Investors and analysts will be keeping a close eye on US earnings season, which kicked off in earnest last week.
S&P 500 earnings are projected to rise 27.6 per cent. That sounds high, until one remembers earnings soared 52.8 and 92.4 per cent in the first and second quarters of 2021. Earnings growth is inevitably slowing, although steep valuations mean investors are hoping any slowdown won’t be too marked.
Companies invariably beat expectations. FactSet data shows that, over the last five years, US earnings have topped expectations by 7.2 per cent. A repeat performance would result in third-quarter earnings growth of almost 35 per cent.
Stellar rally
2021's stellar rally and high valuations mean even that may not satisfy investors, cautions DataTrek Research's Nicholas Colas, who reckons stocks may sell off unless overall earnings top estimates by "at least" 10 per cent.

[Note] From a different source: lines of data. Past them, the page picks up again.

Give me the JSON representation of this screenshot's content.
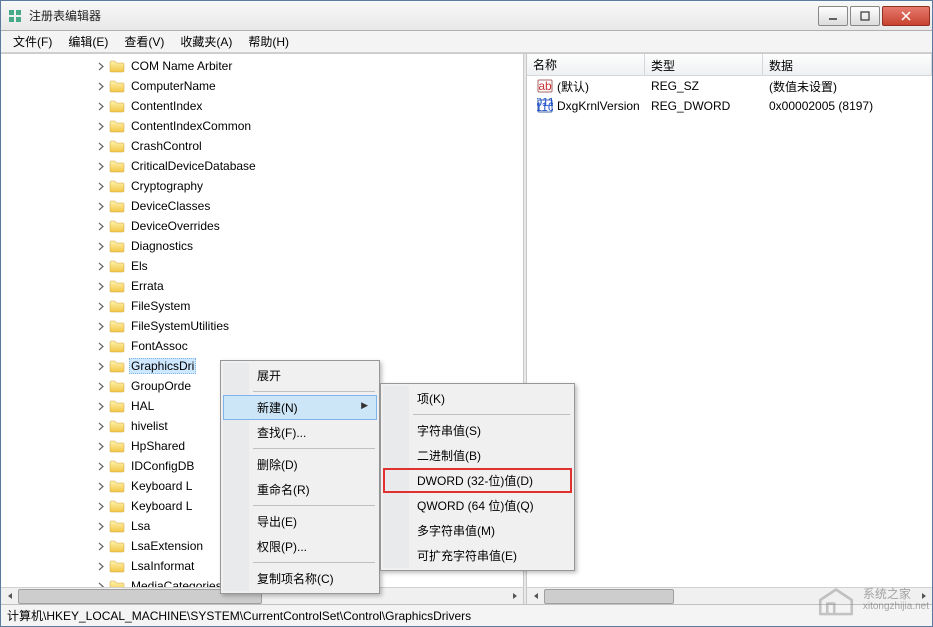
{
  "window": {
    "title": "注册表编辑器"
  },
  "menubar": [
    {
      "label": "文件(F)"
    },
    {
      "label": "编辑(E)"
    },
    {
      "label": "查看(V)"
    },
    {
      "label": "收藏夹(A)"
    },
    {
      "label": "帮助(H)"
    }
  ],
  "tree": {
    "items": [
      {
        "label": "COM Name Arbiter",
        "indent": 5
      },
      {
        "label": "ComputerName",
        "indent": 5
      },
      {
        "label": "ContentIndex",
        "indent": 5
      },
      {
        "label": "ContentIndexCommon",
        "indent": 5
      },
      {
        "label": "CrashControl",
        "indent": 5
      },
      {
        "label": "CriticalDeviceDatabase",
        "indent": 5
      },
      {
        "label": "Cryptography",
        "indent": 5
      },
      {
        "label": "DeviceClasses",
        "indent": 5
      },
      {
        "label": "DeviceOverrides",
        "indent": 5
      },
      {
        "label": "Diagnostics",
        "indent": 5
      },
      {
        "label": "Els",
        "indent": 5
      },
      {
        "label": "Errata",
        "indent": 5
      },
      {
        "label": "FileSystem",
        "indent": 5
      },
      {
        "label": "FileSystemUtilities",
        "indent": 5
      },
      {
        "label": "FontAssoc",
        "indent": 5
      },
      {
        "label": "GraphicsDrivers",
        "indent": 5,
        "selected": true,
        "shortLabel": "GraphicsDri"
      },
      {
        "label": "GroupOrderList",
        "indent": 5,
        "shortLabel": "GroupOrde"
      },
      {
        "label": "HAL",
        "indent": 5
      },
      {
        "label": "hivelist",
        "indent": 5
      },
      {
        "label": "HpShared",
        "indent": 5
      },
      {
        "label": "IDConfigDB",
        "indent": 5
      },
      {
        "label": "Keyboard Layout",
        "indent": 5,
        "shortLabel": "Keyboard L"
      },
      {
        "label": "Keyboard Layouts",
        "indent": 5,
        "shortLabel": "Keyboard L"
      },
      {
        "label": "Lsa",
        "indent": 5
      },
      {
        "label": "LsaExtensionConfig",
        "indent": 5,
        "shortLabel": "LsaExtension"
      },
      {
        "label": "LsaInformation",
        "indent": 5,
        "shortLabel": "LsaInformat"
      },
      {
        "label": "MediaCategories",
        "indent": 5
      }
    ]
  },
  "list": {
    "headers": {
      "name": "名称",
      "type": "类型",
      "data": "数据"
    },
    "rows": [
      {
        "icon": "str",
        "name": "(默认)",
        "type": "REG_SZ",
        "data": "(数值未设置)"
      },
      {
        "icon": "bin",
        "name": "DxgKrnlVersion",
        "type": "REG_DWORD",
        "data": "0x00002005 (8197)"
      }
    ]
  },
  "context_menu_1": {
    "items": [
      {
        "label": "展开",
        "type": "item"
      },
      {
        "type": "sep"
      },
      {
        "label": "新建(N)",
        "type": "item",
        "submenu": true,
        "hover": true
      },
      {
        "label": "查找(F)...",
        "type": "item"
      },
      {
        "type": "sep"
      },
      {
        "label": "删除(D)",
        "type": "item"
      },
      {
        "label": "重命名(R)",
        "type": "item"
      },
      {
        "type": "sep"
      },
      {
        "label": "导出(E)",
        "type": "item"
      },
      {
        "label": "权限(P)...",
        "type": "item"
      },
      {
        "type": "sep"
      },
      {
        "label": "复制项名称(C)",
        "type": "item"
      }
    ]
  },
  "context_menu_2": {
    "items": [
      {
        "label": "项(K)",
        "type": "item"
      },
      {
        "type": "sep"
      },
      {
        "label": "字符串值(S)",
        "type": "item"
      },
      {
        "label": "二进制值(B)",
        "type": "item"
      },
      {
        "label": "DWORD (32-位)值(D)",
        "type": "item",
        "highlight": true
      },
      {
        "label": "QWORD (64 位)值(Q)",
        "type": "item"
      },
      {
        "label": "多字符串值(M)",
        "type": "item"
      },
      {
        "label": "可扩充字符串值(E)",
        "type": "item"
      }
    ]
  },
  "statusbar": {
    "path": "计算机\\HKEY_LOCAL_MACHINE\\SYSTEM\\CurrentControlSet\\Control\\GraphicsDrivers"
  },
  "watermark": {
    "line1": "系统之家",
    "line2": "xitongzhijia.net"
  }
}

That may be tricky. Early reports indicate companies are not beating estimates as they did in recent quarter. Guidance has been low-key, with many companies reporting supply-chain disruptions. Inventory shortages hurt Nike shares last month, while Apple is reportedly poised to cut iPhone 13 production targets due to chip shortages.
It could be a "make-or-break quarter", says Bank of America's Savita Subramanian, "with all eyes on margins and supply chain". That's echoed by Raymond James analysts. This is, they say, the "first earnings season in the recovery where earnings risk clearly exists".